Prepare the bechamel sauce:
Adapted from Mario Batali
5 tablespoons butter
6 tablespoons flour
3 cups milk (1 cup whole, 2 cups 2%)
2 cloves garlic, sliced in half
2 teaspoons salt
1/4-1/2 teaspoon freshly grated nutmeg (to your taste)
1/4 teaspoon freshly ground white pepper
3.5 oz. light Finlandia Swiss
For the Bechamel Sauce
In a medium saucepan, heat the butter until melted. Add the flour and stir until smooth. Over medium heat, cook the mixture until it's light golden brown, about 6 to 7 minutes.
Meanwhile, cut the onion in half and stud it with the whole cloves. My onion was large, so I cut off a chunk and pretended it was a small onion.
Place the onion with the cloves, and the garlic into the milk in a small pot.

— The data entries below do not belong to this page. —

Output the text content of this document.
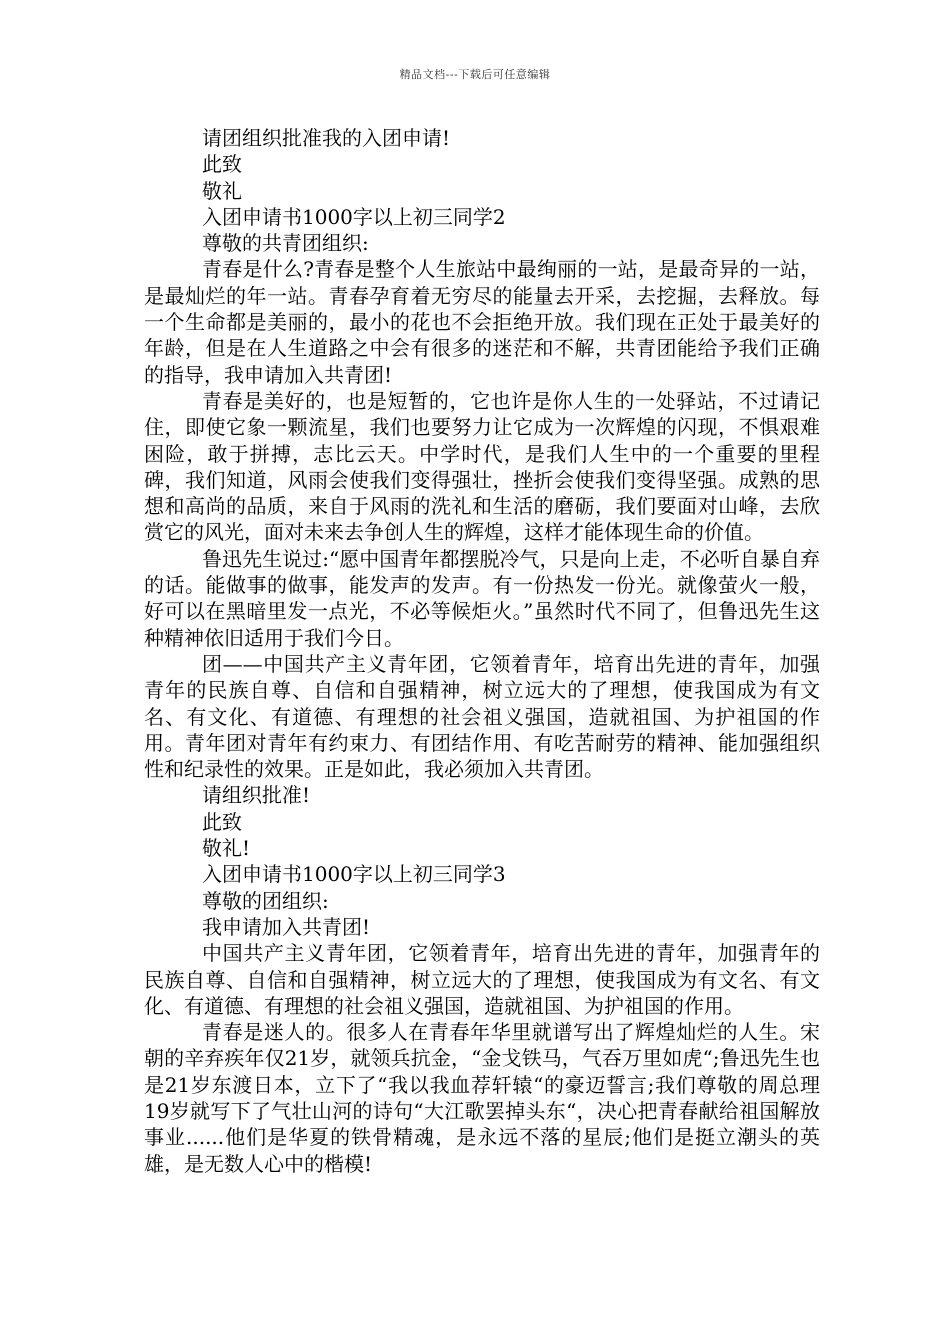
精品文档---下载后可任意编辑

请团组织批准我的入团申请!

此致

敬礼

入团申请书1000字以上初三同学2

尊敬的共青团组织:

青春是什么?青春是整个人生旅站中最绚丽的一站，是最奇异的一站，是最灿烂的年一站。青春孕育着无穷尽的能量去开采，去挖掘，去释放。每一个生命都是美丽的，最小的花也不会拒绝开放。我们现在正处于最美好的年龄，但是在人生道路之中会有很多的迷茫和不解，共青团能给予我们正确的指导，我申请加入共青团!

青春是美好的，也是短暂的，它也许是你人生的一处驿站，不过请记住，即使它象一颗流星，我们也要努力让它成为一次辉煌的闪现，不惧艰难困险，敢于拼搏，志比云天。中学时代，是我们人生中的一个重要的里程碑，我们知道，风雨会使我们变得强壮，挫折会使我们变得坚强。成熟的思想和高尚的品质，来自于风雨的洗礼和生活的磨砺，我们要面对山峰，去欣赏它的风光，面对未来去争创人生的辉煌，这样才能体现生命的价值。

鲁迅先生说过:“愿中国青年都摆脱冷气，只是向上走，不必听自暴自弃的话。能做事的做事，能发声的发声。有一份热发一份光。就像萤火一般，好可以在黑暗里发一点光，不必等候炬火。”虽然时代不同了，但鲁迅先生这种精神依旧适用于我们今日。

团——中国共产主义青年团，它领着青年，培育出先进的青年，加强青年的民族自尊、自信和自强精神，树立远大的了理想，使我国成为有文名、有文化、有道德、有理想的社会祖义强国，造就祖国、为护祖国的作用。青年团对青年有约束力、有团结作用、有吃苦耐劳的精神、能加强组织性和纪录性的效果。正是如此，我必须加入共青团。

请组织批准!

此致

敬礼!

入团申请书1000字以上初三同学3

尊敬的团组织:

我申请加入共青团!

中国共产主义青年团，它领着青年，培育出先进的青年，加强青年的民族自尊、自信和自强精神，树立远大的了理想，使我国成为有文名、有文化、有道德、有理想的社会祖义强国，造就祖国、为护祖国的作用。

青春是迷人的。很多人在青春年华里就谱写出了辉煌灿烂的人生。宋朝的辛弃疾年仅21岁，就领兵抗金，“金戈铁马，气吞万里如虎“;鲁迅先生也是21岁东渡日本，立下了“我以我血荐轩辕“的豪迈誓言;我们尊敬的周总理19岁就写下了气壮山河的诗句“大江歌罢掉头东“，决心把青春献给祖国解放事业......他们是华夏的铁骨精魂，是永远不落的星辰;他们是挺立潮头的英雄，是无数人心中的楷模!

Heat it until it is just about to boil.
Add the milk to butter mixture 1 cup at a time, whisking continuously until very smooth and bring to a boil. Add the Swiss cheese and stir for another 30 seconds or so. Remove the mixture from the heat and continue stirring until the cheese is completely melted. Season the sauce with salt, white pepper, and nutmeg.
Assemble the Dish
Add the mushrooms and pasta to the bechamel sauce. Mix it well to evenly distribute all the contents of the mixture.
Prepare a 9 x 13 inch baking dish (or similarly sized casserole dish) by spraying it generously with cooking spray. Pour the pasta mixture in and distribute it evenly. Top it with the pureed tomato sauce and a mixture of mozzarella and Parmesan cheeses.
Bake the dish, covered, for 20 minutes. Then, uncover and bake 5-10 minutes more to melt and slightly brown the cheeses on top.